Mesdames, Messieurs,
Je voudrais tout d'abord remercier les organisateurs de ce colloque sur les enjeux de la radio numérique, en particulier M. Joël Pons, président du comité des radios numériques françaises.
Permettez-moi de saluer les efforts de ce " comité DRF " (Digital Radios Françaises), qui rassemble depuis deux ans les opérateurs privés et indépendants de radio numérique.
Durant ces deux années, leurs efforts ont été d'autant plus impressionnants que les récepteurs étaient encore peu répandus et l'offre de services trop limitée.
Surtout, le cadre juridique qui leur était proposé était précaire : Rappelons-nous qu'avant la loi du 9 juillet 2004 relative aux communications électroniques et aux services de communication audiovisuelle, il n'existait pas de cadre juridique permettant de déployer de manière pérenne les services de radio numérique en France. Seules des expérimentations avaient été autorisées par le Conseil Supérieur de l'Audiovisuel, sur la base de la loi du 10 avril 1996 relative aux expérimentations dans le domaine des technologies et services de l'information. De nouveaux services, comme Cofiroute, Sorbonne Radio France ou Superloustic, ont été testés par ce biais. Mais les autorisations correspondantes ont toutes, maintenant, expiré.

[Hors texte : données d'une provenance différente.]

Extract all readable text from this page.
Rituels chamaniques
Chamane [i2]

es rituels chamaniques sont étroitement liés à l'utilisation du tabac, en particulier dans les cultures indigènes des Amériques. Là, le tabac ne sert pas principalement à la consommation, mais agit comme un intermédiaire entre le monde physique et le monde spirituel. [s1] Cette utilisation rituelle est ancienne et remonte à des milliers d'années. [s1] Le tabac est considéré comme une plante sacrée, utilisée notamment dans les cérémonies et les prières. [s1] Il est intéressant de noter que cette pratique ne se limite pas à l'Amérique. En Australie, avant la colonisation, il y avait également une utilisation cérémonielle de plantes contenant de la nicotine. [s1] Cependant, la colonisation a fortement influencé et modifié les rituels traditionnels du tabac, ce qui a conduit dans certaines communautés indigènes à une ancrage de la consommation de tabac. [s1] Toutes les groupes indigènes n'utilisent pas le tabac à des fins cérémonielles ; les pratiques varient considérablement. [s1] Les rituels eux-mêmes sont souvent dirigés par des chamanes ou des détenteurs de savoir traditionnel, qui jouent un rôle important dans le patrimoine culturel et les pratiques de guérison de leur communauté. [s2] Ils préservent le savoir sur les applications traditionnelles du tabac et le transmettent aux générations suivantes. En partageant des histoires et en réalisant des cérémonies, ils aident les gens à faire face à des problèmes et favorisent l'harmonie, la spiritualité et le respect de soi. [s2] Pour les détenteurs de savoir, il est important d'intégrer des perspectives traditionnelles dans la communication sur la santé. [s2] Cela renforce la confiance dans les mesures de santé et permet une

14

Afin d'adapter le cadre juridique de la radio aux spécificités du numérique, un certain nombre de dispositions législatives ont été apportées par la loi du 9 juillet 2004. Ces dispositions ont été élaborées après une étroite concertation avec l'ensemble des acteurs de la radio, autour de la Direction du Développement des Médias, du Conseil Supérieur de l'Audiovisuel, et de mon Ministère.
Elles présentent à mon sens trois qualités principales :
Premièrement, elles fournissent à la radio numérique en France un premier cadre juridique clair et pérenne.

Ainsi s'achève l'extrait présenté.